Purpose: Create a Fault "probability" Cube for fault interpretation. A Fault cube is typically used to visualize the larger scale faults. Detailed faults are better visualized by Similarity on Fault enhancement filtered seismic data.
Theory: Several attributes in OpendTect can be used as fault indicators e.g. Similarity, Curvature, and Energy. A Fault Cube is a new seismic volume that highlights faults by combining the information from several fault indicators into a fault "probability". This is done by training a neural network on two sets of attributes extracted at example locations picked by the human interpreter: one set representing the fault class and the other representing the non-fault class (i.e. normal seismic response).
Software: OpendTect + Dip-Steering + Neural Networks

Workflow:
  1. Scan your data set for obvious faults.
  2. Create two New Picksets: one for Faults and one for Non-faults (right-mouse click in the tree).
  3. Pick examples for faults and non-faults (Select the Pickset in the tree and then left-click in the scene on the element at the position you want to add; Control-click to remove a pick). Try to pick a representative set for both faults and non-faults. This means: pick different faults, pick as many points as possible (several hundred picks for each is typical); for non-faults pick both low- and high energy zones, also pick noisy zones that are not faulted.
  4. Open the attribute set window and open the default set called: NN Fault Cube. Select seismic and steering cube and Save the attribute set.
  5. Open the Neural Networks window. Select Pattern recognition (Picksets). Select Supervised, the input attributes, the Picksets (Faults and Non-faults) and the Percentage to set aside for testing (e.g. 30%).
  6. Train the neural network. Stop where the test set has reached minimum error (beyond that point overfitting occurs: the network learns to recognize individual examples from the training set but looses general prediction capabilities). Store the trained neural network.
  7. Apply the trained neural network to the seismic data in batch: Processing - Create seismic output, or on-the-fly: right-click on the element in the tree (e.g. part of an inline). You can choose between 4 outputs (Faults_yes, Faults_no, Classification, Confidence): Choose Faults_Yes to create the Fault "probability" Cube.
Tips:
  1. The default attribute set can be tuned to your data set by changing parameters, and adding or removing attributes.

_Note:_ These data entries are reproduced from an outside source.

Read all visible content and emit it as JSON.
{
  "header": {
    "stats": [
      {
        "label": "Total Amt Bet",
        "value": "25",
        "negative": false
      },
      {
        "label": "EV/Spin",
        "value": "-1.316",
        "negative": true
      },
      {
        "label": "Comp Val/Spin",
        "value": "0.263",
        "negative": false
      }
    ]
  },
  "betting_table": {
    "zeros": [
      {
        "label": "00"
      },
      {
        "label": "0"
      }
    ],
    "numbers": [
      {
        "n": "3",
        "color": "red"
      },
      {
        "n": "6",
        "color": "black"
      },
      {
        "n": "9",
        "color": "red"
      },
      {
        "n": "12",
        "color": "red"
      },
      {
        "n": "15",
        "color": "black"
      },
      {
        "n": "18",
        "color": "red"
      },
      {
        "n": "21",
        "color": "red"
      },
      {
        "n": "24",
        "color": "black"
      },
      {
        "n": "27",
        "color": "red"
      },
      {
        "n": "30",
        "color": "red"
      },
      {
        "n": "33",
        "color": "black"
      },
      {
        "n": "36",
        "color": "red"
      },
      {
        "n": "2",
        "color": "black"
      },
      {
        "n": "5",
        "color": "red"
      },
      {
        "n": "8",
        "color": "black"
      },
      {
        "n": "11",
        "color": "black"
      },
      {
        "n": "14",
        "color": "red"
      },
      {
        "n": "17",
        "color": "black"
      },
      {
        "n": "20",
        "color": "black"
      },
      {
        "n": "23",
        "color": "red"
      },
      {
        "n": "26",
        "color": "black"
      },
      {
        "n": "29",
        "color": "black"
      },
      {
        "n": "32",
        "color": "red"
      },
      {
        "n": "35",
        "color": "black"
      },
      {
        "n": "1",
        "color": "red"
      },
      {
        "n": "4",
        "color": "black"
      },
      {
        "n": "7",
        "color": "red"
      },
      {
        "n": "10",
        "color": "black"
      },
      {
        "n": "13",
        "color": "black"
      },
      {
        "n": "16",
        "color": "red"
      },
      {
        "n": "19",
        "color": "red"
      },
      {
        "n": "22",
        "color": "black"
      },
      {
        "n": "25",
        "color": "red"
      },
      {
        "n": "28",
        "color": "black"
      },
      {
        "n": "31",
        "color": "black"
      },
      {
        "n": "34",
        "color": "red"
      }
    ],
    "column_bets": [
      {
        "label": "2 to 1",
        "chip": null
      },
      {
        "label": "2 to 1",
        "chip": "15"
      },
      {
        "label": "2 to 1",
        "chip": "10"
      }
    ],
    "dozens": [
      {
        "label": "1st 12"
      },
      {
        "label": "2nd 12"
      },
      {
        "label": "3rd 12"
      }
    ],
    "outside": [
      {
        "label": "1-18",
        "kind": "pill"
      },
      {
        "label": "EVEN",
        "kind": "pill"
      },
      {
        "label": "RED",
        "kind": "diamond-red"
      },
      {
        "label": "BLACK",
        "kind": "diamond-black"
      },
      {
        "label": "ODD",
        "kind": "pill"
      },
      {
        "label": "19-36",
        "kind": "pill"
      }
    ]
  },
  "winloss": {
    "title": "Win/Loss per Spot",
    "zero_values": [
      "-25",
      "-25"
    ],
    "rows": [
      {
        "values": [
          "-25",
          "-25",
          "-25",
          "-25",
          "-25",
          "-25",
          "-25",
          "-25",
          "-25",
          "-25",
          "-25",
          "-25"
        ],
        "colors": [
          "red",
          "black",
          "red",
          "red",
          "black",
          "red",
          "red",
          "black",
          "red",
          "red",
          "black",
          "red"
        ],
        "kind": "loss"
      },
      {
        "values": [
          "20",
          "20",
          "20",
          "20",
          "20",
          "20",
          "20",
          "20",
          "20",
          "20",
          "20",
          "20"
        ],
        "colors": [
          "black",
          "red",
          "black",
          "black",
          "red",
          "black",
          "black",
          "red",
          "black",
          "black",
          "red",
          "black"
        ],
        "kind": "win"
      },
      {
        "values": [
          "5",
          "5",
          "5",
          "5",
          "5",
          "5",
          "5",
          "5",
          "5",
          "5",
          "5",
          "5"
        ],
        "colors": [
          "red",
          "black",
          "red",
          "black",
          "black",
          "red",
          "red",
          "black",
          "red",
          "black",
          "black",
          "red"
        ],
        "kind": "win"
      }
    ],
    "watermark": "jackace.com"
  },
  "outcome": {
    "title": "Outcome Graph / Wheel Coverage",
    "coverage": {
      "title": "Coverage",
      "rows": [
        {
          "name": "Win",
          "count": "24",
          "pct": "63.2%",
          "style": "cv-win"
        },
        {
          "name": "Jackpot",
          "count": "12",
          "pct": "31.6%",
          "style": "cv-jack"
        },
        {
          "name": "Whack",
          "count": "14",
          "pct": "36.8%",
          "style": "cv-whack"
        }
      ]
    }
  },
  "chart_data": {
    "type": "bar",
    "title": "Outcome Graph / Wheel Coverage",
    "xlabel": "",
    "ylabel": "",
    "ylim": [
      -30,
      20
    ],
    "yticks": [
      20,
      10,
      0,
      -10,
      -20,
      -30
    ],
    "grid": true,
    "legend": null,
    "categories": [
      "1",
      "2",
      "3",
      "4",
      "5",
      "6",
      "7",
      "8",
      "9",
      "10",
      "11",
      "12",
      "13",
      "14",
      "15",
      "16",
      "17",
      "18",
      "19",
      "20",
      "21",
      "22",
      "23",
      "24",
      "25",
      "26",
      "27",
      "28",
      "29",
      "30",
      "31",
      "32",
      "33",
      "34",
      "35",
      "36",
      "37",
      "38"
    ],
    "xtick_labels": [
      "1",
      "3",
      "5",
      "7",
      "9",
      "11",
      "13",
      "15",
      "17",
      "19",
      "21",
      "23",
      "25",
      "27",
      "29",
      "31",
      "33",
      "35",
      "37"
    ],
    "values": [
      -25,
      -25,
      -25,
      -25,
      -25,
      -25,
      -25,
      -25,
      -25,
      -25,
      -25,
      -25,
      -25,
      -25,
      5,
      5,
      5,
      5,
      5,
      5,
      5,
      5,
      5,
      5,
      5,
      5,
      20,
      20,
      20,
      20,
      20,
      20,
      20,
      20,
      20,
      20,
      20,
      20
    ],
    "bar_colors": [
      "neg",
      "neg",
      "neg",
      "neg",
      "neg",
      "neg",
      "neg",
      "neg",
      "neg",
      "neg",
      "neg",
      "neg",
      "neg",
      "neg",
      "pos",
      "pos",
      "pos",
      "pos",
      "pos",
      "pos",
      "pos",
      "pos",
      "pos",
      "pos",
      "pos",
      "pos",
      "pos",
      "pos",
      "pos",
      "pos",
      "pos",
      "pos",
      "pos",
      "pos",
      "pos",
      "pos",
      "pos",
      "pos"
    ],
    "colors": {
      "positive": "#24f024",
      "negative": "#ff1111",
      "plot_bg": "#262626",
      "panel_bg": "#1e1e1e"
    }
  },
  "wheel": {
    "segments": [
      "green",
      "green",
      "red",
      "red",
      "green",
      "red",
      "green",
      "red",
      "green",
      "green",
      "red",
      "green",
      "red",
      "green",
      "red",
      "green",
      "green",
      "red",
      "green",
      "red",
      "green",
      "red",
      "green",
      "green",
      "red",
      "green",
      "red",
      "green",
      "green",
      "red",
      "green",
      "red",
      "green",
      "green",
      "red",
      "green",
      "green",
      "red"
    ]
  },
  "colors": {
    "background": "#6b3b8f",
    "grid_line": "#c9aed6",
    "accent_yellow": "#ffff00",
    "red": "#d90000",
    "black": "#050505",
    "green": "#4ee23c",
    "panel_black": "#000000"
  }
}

  2. The colors in the neural network indicate the relative weight attached to each attribute (ranging from white via yellow to red). White nodes indicate low weights meaning the attributes are not contributing much and can be removed to speed up processing time.
  3. Display the Mis-classified points (Pickset tree) to evaluate why these are mis-classified. If you agree with the network you may want to remove some of these points from the input sets and retrain the network. This will improve the classification results but the process is dangerous as you are working towards a solution.